Encenação e co-criação | Bruno Martins
Interpretação e co-criação |André Araújo, Ariana Silva, Cláudia Berkeley
Cenografia | Colectivo Monte
Desenho de luz | Valter Alves
Direção e composição musical | Rui Souza
Direção de Produção | Marta Lima
Produção | Teatro da Didascália, Centro de Arte de Ovar
60 Minutos | Maiores de 12 anos
FITEI – Festival Internacional de Teatro de Expressão Ibérica
Auditório Municipal de Gaia
12 Mai 2019 | dom | 15:00


Se há palavras que me fazem recuar ao período da infância, argila é uma delas. Nasci em terra de oleiros, cresci à sombra de uma fábrica de tijolos à qual um assombroso incêndio pôs fim numa noite quente de Verão e sempre tive um natural fascínio pelo barro e pela arte de o trabalhar, um pedaço de matéria informe a cheirar a terra de súbito a ganhar corpo num par de voltas da roda do artífice. Talvez por esse motivo, não pude deixar de sorrir quando recebi a original folha de sala da peça de teatro “Argila”, os meus dedos a rodarem os dois círculos sobrepostos de dimensões diferentes, os desenhos neles inscritos em fantásticos encontros e desencontros, a evolução das espécies a materializar-se, a frase “no princípio era o verbo” ao encontro do criador e da criação.

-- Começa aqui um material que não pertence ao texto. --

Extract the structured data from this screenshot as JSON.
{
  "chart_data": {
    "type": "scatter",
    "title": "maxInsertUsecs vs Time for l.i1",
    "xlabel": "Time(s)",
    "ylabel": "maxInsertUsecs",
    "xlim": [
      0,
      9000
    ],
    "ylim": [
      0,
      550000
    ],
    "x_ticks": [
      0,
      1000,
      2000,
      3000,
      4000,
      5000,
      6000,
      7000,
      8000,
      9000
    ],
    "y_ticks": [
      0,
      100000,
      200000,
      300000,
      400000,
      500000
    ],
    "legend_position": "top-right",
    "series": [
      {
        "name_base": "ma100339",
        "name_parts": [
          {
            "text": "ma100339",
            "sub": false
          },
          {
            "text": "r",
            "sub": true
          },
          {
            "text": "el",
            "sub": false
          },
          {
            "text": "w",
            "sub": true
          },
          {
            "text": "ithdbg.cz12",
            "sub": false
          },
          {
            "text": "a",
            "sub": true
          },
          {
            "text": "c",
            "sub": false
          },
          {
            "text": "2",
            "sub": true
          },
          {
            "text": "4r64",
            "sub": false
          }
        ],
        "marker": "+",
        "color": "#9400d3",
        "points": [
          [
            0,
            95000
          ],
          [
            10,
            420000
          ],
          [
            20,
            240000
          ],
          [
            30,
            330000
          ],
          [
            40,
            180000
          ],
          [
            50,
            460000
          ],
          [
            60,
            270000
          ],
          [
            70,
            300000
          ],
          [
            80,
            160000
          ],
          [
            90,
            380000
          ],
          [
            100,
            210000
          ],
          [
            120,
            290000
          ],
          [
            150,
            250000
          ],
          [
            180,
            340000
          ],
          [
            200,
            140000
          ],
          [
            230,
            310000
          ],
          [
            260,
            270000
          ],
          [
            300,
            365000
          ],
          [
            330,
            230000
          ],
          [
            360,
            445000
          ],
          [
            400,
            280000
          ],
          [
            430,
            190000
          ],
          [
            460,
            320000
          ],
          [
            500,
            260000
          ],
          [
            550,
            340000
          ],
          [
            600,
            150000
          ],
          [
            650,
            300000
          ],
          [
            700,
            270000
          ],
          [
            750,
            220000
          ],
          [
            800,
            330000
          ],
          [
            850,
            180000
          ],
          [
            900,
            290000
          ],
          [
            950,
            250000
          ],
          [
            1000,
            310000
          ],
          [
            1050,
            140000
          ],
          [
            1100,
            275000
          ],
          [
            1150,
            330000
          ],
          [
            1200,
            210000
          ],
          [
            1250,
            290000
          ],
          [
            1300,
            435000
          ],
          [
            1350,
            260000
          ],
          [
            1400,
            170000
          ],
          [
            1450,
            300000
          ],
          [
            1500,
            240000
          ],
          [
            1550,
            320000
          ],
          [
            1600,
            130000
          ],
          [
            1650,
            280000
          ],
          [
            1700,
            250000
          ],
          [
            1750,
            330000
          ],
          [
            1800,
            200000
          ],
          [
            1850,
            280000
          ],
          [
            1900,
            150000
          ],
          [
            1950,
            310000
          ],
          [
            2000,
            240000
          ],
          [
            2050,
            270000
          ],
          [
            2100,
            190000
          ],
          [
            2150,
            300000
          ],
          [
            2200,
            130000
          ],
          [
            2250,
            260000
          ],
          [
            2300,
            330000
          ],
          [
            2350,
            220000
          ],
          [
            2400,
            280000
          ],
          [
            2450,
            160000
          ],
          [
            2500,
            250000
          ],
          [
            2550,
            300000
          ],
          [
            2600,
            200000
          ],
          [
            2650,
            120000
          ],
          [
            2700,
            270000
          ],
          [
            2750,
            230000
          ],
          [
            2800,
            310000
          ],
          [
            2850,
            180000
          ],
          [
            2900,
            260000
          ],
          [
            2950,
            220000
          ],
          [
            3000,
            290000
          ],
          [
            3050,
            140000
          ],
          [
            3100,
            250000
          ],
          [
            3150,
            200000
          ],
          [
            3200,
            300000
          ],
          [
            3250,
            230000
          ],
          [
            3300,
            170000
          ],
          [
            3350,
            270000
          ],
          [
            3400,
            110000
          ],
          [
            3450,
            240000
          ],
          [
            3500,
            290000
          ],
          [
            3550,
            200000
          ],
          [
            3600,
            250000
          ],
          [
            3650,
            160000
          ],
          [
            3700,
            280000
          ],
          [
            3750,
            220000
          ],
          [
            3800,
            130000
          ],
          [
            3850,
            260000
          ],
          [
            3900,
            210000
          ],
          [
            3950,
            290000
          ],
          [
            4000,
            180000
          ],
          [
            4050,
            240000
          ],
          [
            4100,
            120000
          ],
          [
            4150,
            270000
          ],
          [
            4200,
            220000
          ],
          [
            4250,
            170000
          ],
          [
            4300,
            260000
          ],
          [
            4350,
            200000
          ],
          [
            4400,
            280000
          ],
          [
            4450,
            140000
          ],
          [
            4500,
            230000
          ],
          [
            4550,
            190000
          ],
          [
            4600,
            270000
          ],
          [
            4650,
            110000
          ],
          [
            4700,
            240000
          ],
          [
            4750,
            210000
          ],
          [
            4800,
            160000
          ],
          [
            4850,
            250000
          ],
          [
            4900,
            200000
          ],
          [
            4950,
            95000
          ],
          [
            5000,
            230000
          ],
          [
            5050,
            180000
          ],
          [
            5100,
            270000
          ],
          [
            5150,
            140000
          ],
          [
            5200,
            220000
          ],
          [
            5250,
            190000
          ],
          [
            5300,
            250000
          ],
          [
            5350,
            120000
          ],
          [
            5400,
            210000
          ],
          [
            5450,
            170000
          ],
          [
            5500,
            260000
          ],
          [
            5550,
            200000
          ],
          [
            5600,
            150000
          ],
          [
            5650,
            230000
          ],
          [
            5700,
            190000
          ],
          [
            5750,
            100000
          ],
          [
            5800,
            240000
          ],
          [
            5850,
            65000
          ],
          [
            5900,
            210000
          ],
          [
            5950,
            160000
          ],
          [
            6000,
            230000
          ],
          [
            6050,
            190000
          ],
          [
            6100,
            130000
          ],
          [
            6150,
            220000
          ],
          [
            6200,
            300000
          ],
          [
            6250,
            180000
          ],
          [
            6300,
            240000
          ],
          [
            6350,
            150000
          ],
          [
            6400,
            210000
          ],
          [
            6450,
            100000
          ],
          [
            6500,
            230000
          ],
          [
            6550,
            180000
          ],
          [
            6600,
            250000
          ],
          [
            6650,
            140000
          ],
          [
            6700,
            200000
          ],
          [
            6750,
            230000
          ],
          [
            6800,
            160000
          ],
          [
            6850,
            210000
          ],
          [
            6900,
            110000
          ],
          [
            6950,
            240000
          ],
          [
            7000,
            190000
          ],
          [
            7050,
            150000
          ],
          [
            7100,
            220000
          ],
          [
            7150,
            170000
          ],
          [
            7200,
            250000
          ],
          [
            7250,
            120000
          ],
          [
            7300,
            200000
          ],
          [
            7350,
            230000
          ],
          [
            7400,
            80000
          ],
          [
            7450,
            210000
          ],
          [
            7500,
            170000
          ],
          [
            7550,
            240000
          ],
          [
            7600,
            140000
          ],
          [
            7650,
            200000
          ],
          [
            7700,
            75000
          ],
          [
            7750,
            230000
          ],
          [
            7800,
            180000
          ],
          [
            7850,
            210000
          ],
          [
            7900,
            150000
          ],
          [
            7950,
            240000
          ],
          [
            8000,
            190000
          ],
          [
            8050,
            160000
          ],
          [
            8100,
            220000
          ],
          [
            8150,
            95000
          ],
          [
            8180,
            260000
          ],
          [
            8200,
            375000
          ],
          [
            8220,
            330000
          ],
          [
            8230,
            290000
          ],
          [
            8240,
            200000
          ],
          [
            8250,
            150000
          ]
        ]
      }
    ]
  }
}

O dispositivo cénico é simples. Há uma roda a girar no centro do palco, sobre ela um “tapete” de argila e sobre a argila três seres. De início muito rudimentares, os seus movimentos vão ganhando amplitude, vencendo assimetrias, o gesto cada vez mais preciso, o equilíbrio enfim conquistado. Neste processo evolutivo, estes seres vão tomando consciência de si e do espaço que os rodeia, aprendem a conhecer-se, a estruturar-se, a conviverem entre si enquanto grupo, a relacionarem-se com outros grupos. Descobrem que têm a capacidade de emitir sons e que a sua articulação, quando organizada, dá lugar à linguagem. Sentem, enfim, que no seu íntimo há lugar para o outro, buscando-o, amando-o, assim mantendo em marcha esta roda do grande oleiro no fantástico processo da criação.

Depois da massa fresca do pão e da farinha traçando o imaginário absurdo de um padeiro solitário (“One Man Alone”, 2014) e dos materiais de construção civil e da sua relação atribulada com um vigilante nocturno (“O Vigilante Nocturno”, 2018), o colectivo Teatro da Didascália volta a centrar a sua atenção nos materias e na sua manipulação, levando à cena “Argila”, uma co-produção com o Centro de Artes de Ovar. Estamos aqui perante um exercício de teatro físico, as artes circenses sempre presentes, a resistência e capacidade de concentração dos actores postas continuamente à prova. André Araújo, Ariana Silva e Cláudia Berkeley mostram-se irrepreensíveis nos seus papéis, metamorfoseando-se de forma subtil para nos contarem uma história com início há 4,5 mil milhões de anos. Uma história onde cabem o barro e o sangue, o silêncio e o grito, a ternura e a lágrima, a dor e o amor.